In this case, the $306,000 is a portion of the sales tax on $8.6 million dollars worth of construction materials that developers Byron Hathorn and Brooke Ciardelli are purchasing to build The Village at White River Junction, a $27 million, five-story assisted living and memory care facility that broke ground earlier this year in a lot next to the United Methodist Church at the intersection of Gates and Currier streets.
If the town’s application is successful, the state requires that the money be spent on infrastructure within the designated downtown area, on the theory that infrastructure investments will spur more development.
“Downtowns are our economic centers,” said Caitlin Corkins, a grant coordinator with the Agency of Commerce and Community Development. “One of the things that people like about Vermont, whether they’re visitors or live here, is that downtowns are where things are happening.
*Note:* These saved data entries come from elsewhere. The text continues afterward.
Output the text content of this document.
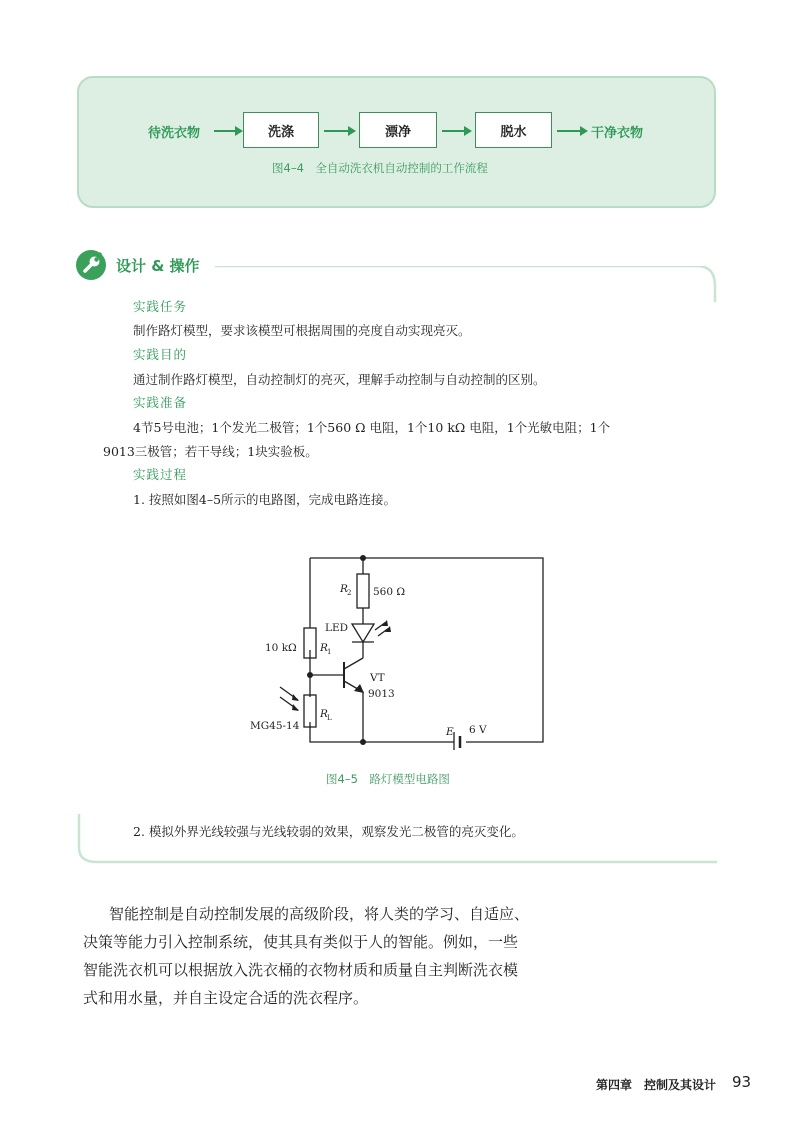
待洗衣物	洗涤	漂净	脱水	干净衣物
图4–4　全自动洗衣机自动控制的工作流程
设计 & 操作
实践任务
制作路灯模型，要求该模型可根据周围的亮度自动实现亮灭。
实践目的
通过制作路灯模型，自动控制灯的亮灭，理解手动控制与自动控制的区别。
实践准备
4节5号电池；1个发光二极管；1个560 Ω 电阻，1个10 kΩ 电阻，1个光敏电阻；1个
9013三极管；若干导线；1块实验板。
实践过程
1. 按照如图4–5所示的电路图，完成电路连接。
R 2 560 Ω
LED
10 kΩ R 1
VT
9013
R L
MG45-14	E 6 V
图4–5　路灯模型电路图
2. 模拟外界光线较强与光线较弱的效果，观察发光二极管的亮灭变化。
智能控制是自动控制发展的高级阶段，将人类的学习、自适应、
决策等能力引入控制系统，使其具有类似于人的智能。例如，一些
智能洗衣机可以根据放入洗衣桶的衣物材质和质量自主判断洗衣模
式和用水量，并自主设定合适的洗衣程序。
第四章　控制及其设计 93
They’re vibrant and walkable.”
The circumstances of the application are one more sign that the local economies of Vermont’s 23 state-designated downtown areas, including White River Junction, are on the rise, according to Corkins.
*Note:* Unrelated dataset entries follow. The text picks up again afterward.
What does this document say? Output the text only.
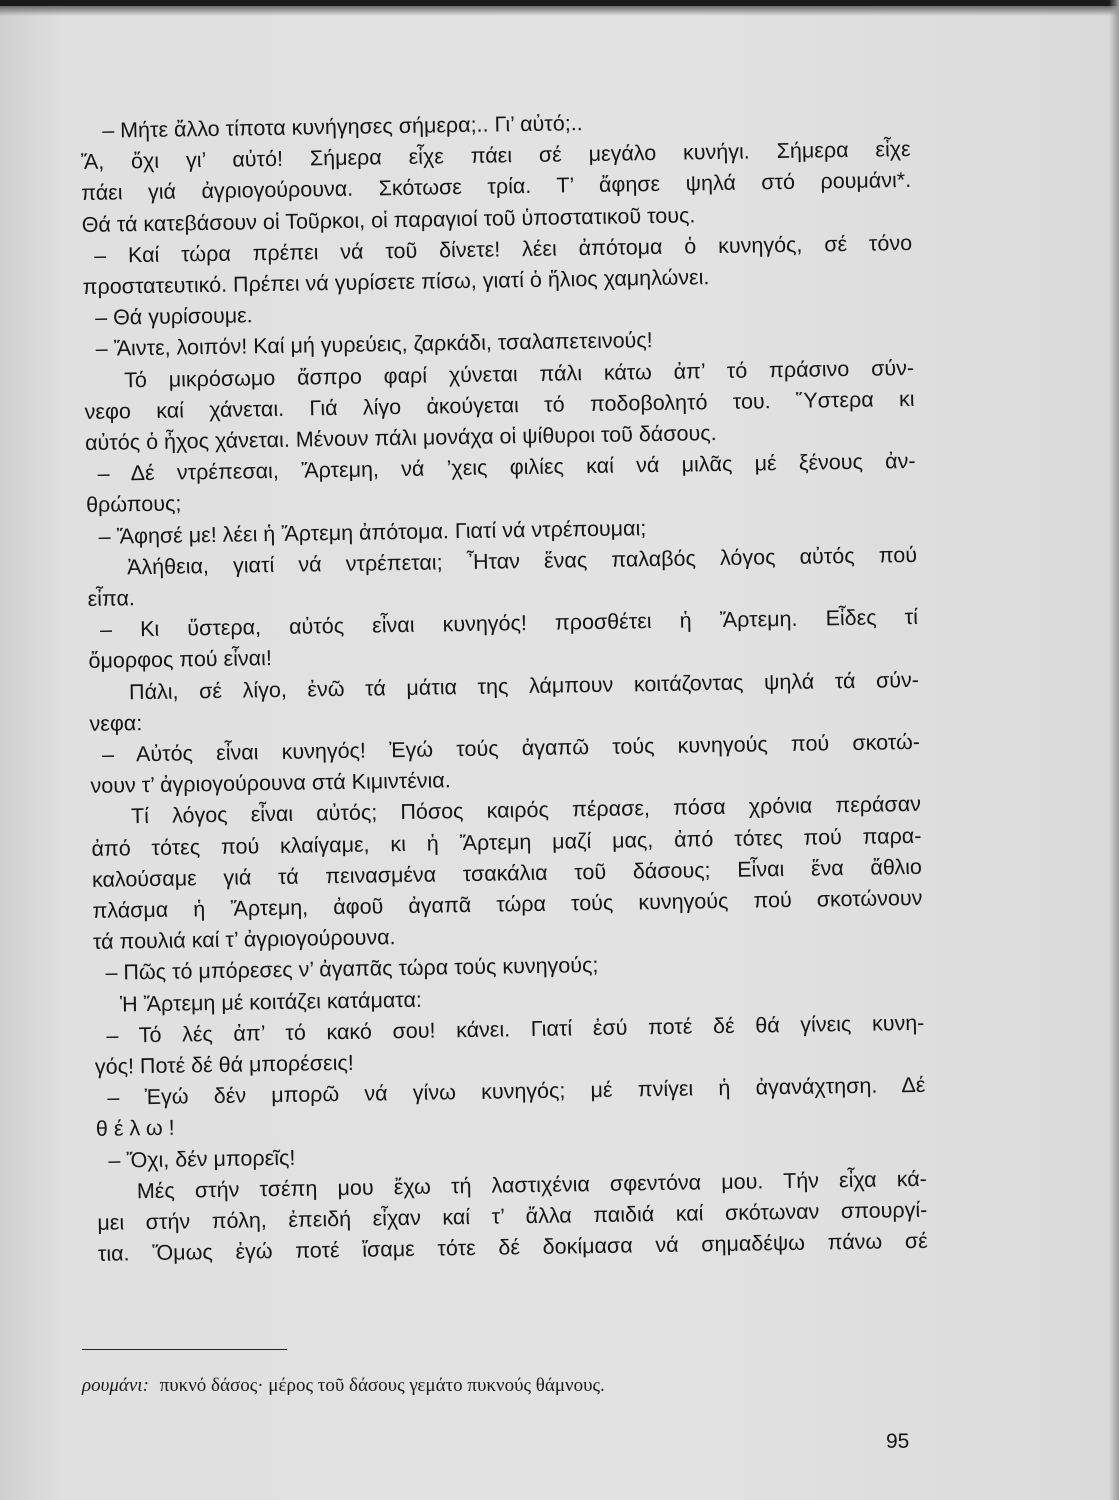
– Μήτε ἄλλο τίποτα κυνήγησες σήμερα;.. Γι’ αὐτό;..
Ἄ, ὄχι γι’ αὐτό! Σήμερα εἶχε πάει σέ μεγάλο κυνήγι. Σήμερα εἶχε
πάει γιά ἀγριογούρουνα. Σκότωσε τρία. Τ’ ἄφησε ψηλά στό ρουμάνι*.
Θά τά κατεβάσουν οἱ Τοῦρκοι, οἱ παραγιοί τοῦ ὑποστατικοῦ τους.
– Καί τώρα πρέπει νά τοῦ δίνετε! λέει ἀπότομα ὁ κυνηγός, σέ τόνο
προστατευτικό. Πρέπει νά γυρίσετε πίσω, γιατί ὁ ἥλιος χαμηλώνει.
– Θά γυρίσουμε.
– Ἄιντε, λοιπόν! Καί μή γυρεύεις, ζαρκάδι, τσαλαπετεινούς!
Τό μικρόσωμο ἄσπρο φαρί χύνεται πάλι κάτω ἀπ’ τό πράσινο σύν-
νεφο καί χάνεται. Γιά λίγο ἀκούγεται τό ποδοβολητό του. Ὕστερα κι
αὐτός ὁ ἦχος χάνεται. Μένουν πάλι μονάχα οἱ ψίθυροι τοῦ δάσους.
– Δέ ντρέπεσαι, Ἄρτεμη, νά ’χεις φιλίες καί νά μιλᾶς μέ ξένους ἀν-
θρώπους;
– Ἄφησέ με! λέει ἡ Ἄρτεμη ἀπότομα. Γιατί νά ντρέπουμαι;
Ἀλήθεια, γιατί νά ντρέπεται; Ἦταν ἕνας παλαβός λόγος αὐτός πού
εἶπα.
– Κι ὕστερα, αὐτός εἶναι κυνηγός! προσθέτει ἡ Ἄρτεμη. Εἶδες τί
ὄμορφος πού εἶναι!
Πάλι, σέ λίγο, ἐνῶ τά μάτια της λάμπουν κοιτάζοντας ψηλά τά σύν-
νεφα:
– Αὐτός εἶναι κυνηγός! Ἐγώ τούς ἀγαπῶ τούς κυνηγούς πού σκοτώ-
νουν τ’ ἀγριογούρουνα στά Κιμιντένια.
Τί λόγος εἶναι αὐτός; Πόσος καιρός πέρασε, πόσα χρόνια περάσαν
ἀπό τότες πού κλαίγαμε, κι ἡ Ἄρτεμη μαζί μας, ἀπό τότες πού παρα-
καλούσαμε γιά τά πεινασμένα τσακάλια τοῦ δάσους; Εἶναι ἕνα ἄθλιο
πλάσμα ἡ Ἄρτεμη, ἀφοῦ ἀγαπᾶ τώρα τούς κυνηγούς πού σκοτώνουν
τά πουλιά καί τ’ ἀγριογούρουνα.
– Πῶς τό μπόρεσες ν’ ἀγαπᾶς τώρα τούς κυνηγούς;
Ἡ Ἄρτεμη μέ κοιτάζει κατάματα:
– Τό λές ἀπ’ τό κακό σου! κάνει. Γιατί ἐσύ ποτέ δέ θά γίνεις κυνη-
γός! Ποτέ δέ θά μπορέσεις!
– Ἐγώ δέν μπορῶ νά γίνω κυνηγός; μέ πνίγει ἡ ἀγανάχτηση. Δέ
θέλω!
– Ὄχι, δέν μπορεῖς!
Μές στήν τσέπη μου ἔχω τή λαστιχένια σφεντόνα μου. Τήν εἶχα κά-
μει στήν πόλη, ἐπειδή εἶχαν καί τ’ ἄλλα παιδιά καί σκότωναν σπουργί-
τια. Ὅμως ἐγώ ποτέ ἴσαμε τότε δέ δοκίμασα νά σημαδέψω πάνω σέ
ρουμάνι: πυκνό δάσος· μέρος τοῦ δάσους γεμάτο πυκνούς θάμνους.
95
Five years ago, when Corkins first took the job, the sales tax reallocation program was offering hundreds of thousands of dollars to communities, but few people seemed to know it existed.
“It had been several years since anyone had applied for it at all,” she said.
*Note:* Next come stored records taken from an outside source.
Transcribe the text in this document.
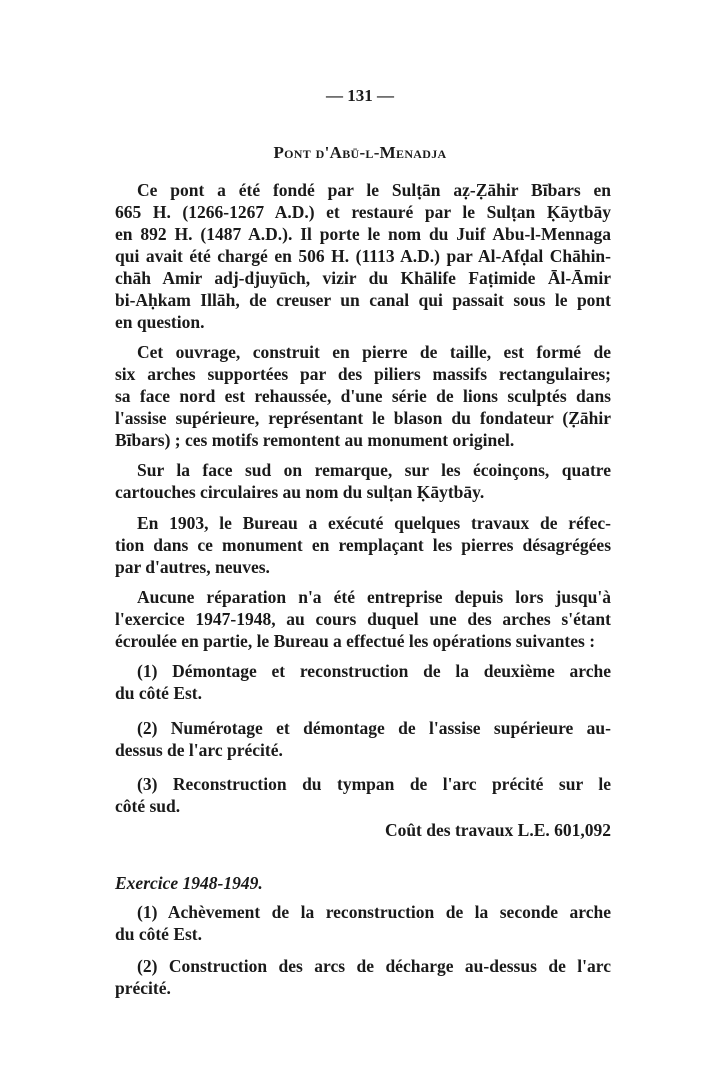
— 131 —
Pont d'Abū-l-Menadja
Ce pont a été fondé par le Sulṭān aẓ-Ẓāhir Bībars en
665 H. (1266-1267 A.D.) et restauré par le Sulṭan Ḳāytbāy
en 892 H. (1487 A.D.). Il porte le nom du Juif Abu-l-Mennaga
qui avait été chargé en 506 H. (1113 A.D.) par Al-Afḍal Chāhin-
chāh Amir adj-djuyūch, vizir du Khālife Faṭimide Āl-Āmir
bi-Aḥkam Illāh, de creuser un canal qui passait sous le pont
en question.
Cet ouvrage, construit en pierre de taille, est formé de
six arches supportées par des piliers massifs rectangulaires;
sa face nord est rehaussée, d'une série de lions sculptés dans
l'assise supérieure, représentant le blason du fondateur (Ẓāhir
Bībars) ; ces motifs remontent au monument originel.
Sur la face sud on remarque, sur les écoinçons, quatre
cartouches circulaires au nom du sulṭan Ḳāytbāy.
En 1903, le Bureau a exécuté quelques travaux de réfec-
tion dans ce monument en remplaçant les pierres désagrégées
par d'autres, neuves.
Aucune réparation n'a été entreprise depuis lors jusqu'à
l'exercice 1947-1948, au cours duquel une des arches s'étant
écroulée en partie, le Bureau a effectué les opérations suivantes :
(1) Démontage et reconstruction de la deuxième arche
du côté Est.
(2) Numérotage et démontage de l'assise supérieure au-
dessus de l'arc précité.
(3) Reconstruction du tympan de l'arc précité sur le
côté sud.
Coût des travaux L.E. 601,092
Exercice 1948-1949.
(1) Achèvement de la reconstruction de la seconde arche
du côté Est.
(2) Construction des arcs de décharge au-dessus de l'arc
précité.
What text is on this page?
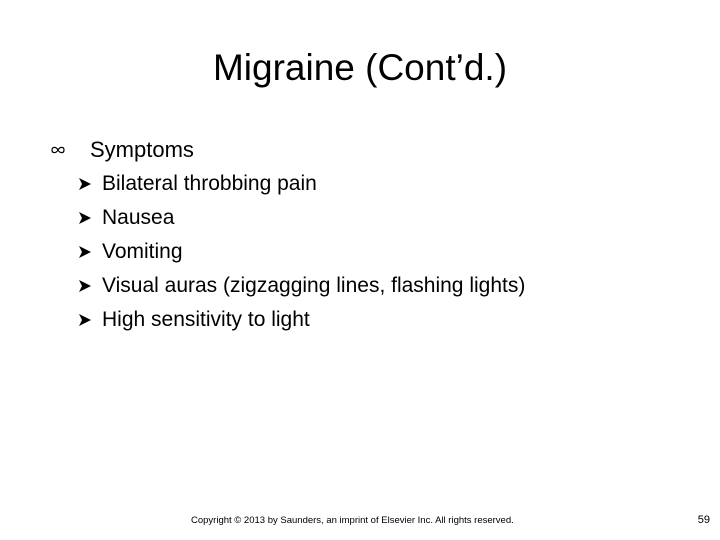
Migraine (Cont’d.)
Symptoms
Bilateral throbbing pain
Nausea
Vomiting
Visual auras (zigzagging lines, flashing lights)
High sensitivity to light
Copyright © 2013 by Saunders, an imprint of Elsevier Inc. All rights reserved.	59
Now, the Hartford Selectboard has authorized a plan to spend the money to expand the scope of an existing project to extend Currier Street through Gates Street, behind the Northern Stage theater building, and connecting to South Main Street.
The town project initially was budgeted at $1.6 million, and was to be paid for entirely by a voter-approved bond that drew from revenues in the downtown tax increment financing district. But now, the additional revenues would allow for other work within the scope of the town’s master plan, including the relocation of utilities, the removal of old fuel tanks, the inclusion of a retaining wall, a sewer service upgrade and replacing the intersection’s sidewalk and curbing.
Grassi said that he doesn’t support wasteful spending of any form of tax money, but that he sees this project as an investment.
“It’s proactive instead of reactive I hope,” he said. “If it’s an option there where it’s going to save the town money in the long run and the taxpayers money in the long run, and support the TIF district expansion, that’s reasonable.”
In its application to the state, the town and The Village at WRJ estimated that the project would result in the creation of 50 jobs, and generate $145,000 annually in property tax revenues.
Though Hartford would have been the lone applicant for the Downtown Sales Tax Reallocation Program four or five years ago, it’s now facing competition from Middlebury, Vt., and Winooski, Vt., which each have turned in applications for the same pot of money.
The applications draw from a $2.4 million state funding source that also supports downtown and village center tax credits, so Hartford’s application is effectively competing against a total of 49 other entities. In March, a handful of state senators, including Alison Clarkson, D-Woodstock, introduced an amendment to the broad economic development bill Act 69, that increased program funding from $2.2 million.
Corkins said the 50 applications for the grants are an increase over the 44 from last year, which itself was a record high.
“There was a period of time when there wasn’t a lot of construction happening,” Corkins said.
Now, she said, “there’s been a lot of interest and good things are happening. It’s a good sign.”
Grassi, who moved to Hartford in 1971, said he’s seen White River Junction’s downtown scrape by many lean years.
“Just like every other downtown, when the malls started, everything left,” he said. “And always, our businesses had to deal with no taxes in Lebanon.”
Today, with the assisted living facility just one part of a development boom that includes several new stores and the building of new residential and commercial units along Main Street, Grassi said he credited a handful of developers, including Hathorn, Matt Bucy, Mike Davidson and David Briggs, all of whom have either recently completed or are in the midst of large scale projects.
“It’s very impressive,” he said. “A lot of people have faith in this community. Talk’s cheap, but when you put money in, it has a lot of meaning.”
Ciardelli, whose company had to partner with the town on the application, said the grant program helps to promote good relationships between developers and municipalities.
“It was not the case in ours, but in many cases, developers and town planners are not always the best of friends,” she said.
The application was made possible, she said, because the project has purchased a majority of its materials locally, which subjected it to state tax laws.
“We’re trying to buy as much in-state as we can,” she said.
Corkins said that the Vermont Downtown Development Board is currently reviewing the applications, and will announce funding during its next meeting on Monday, July 24.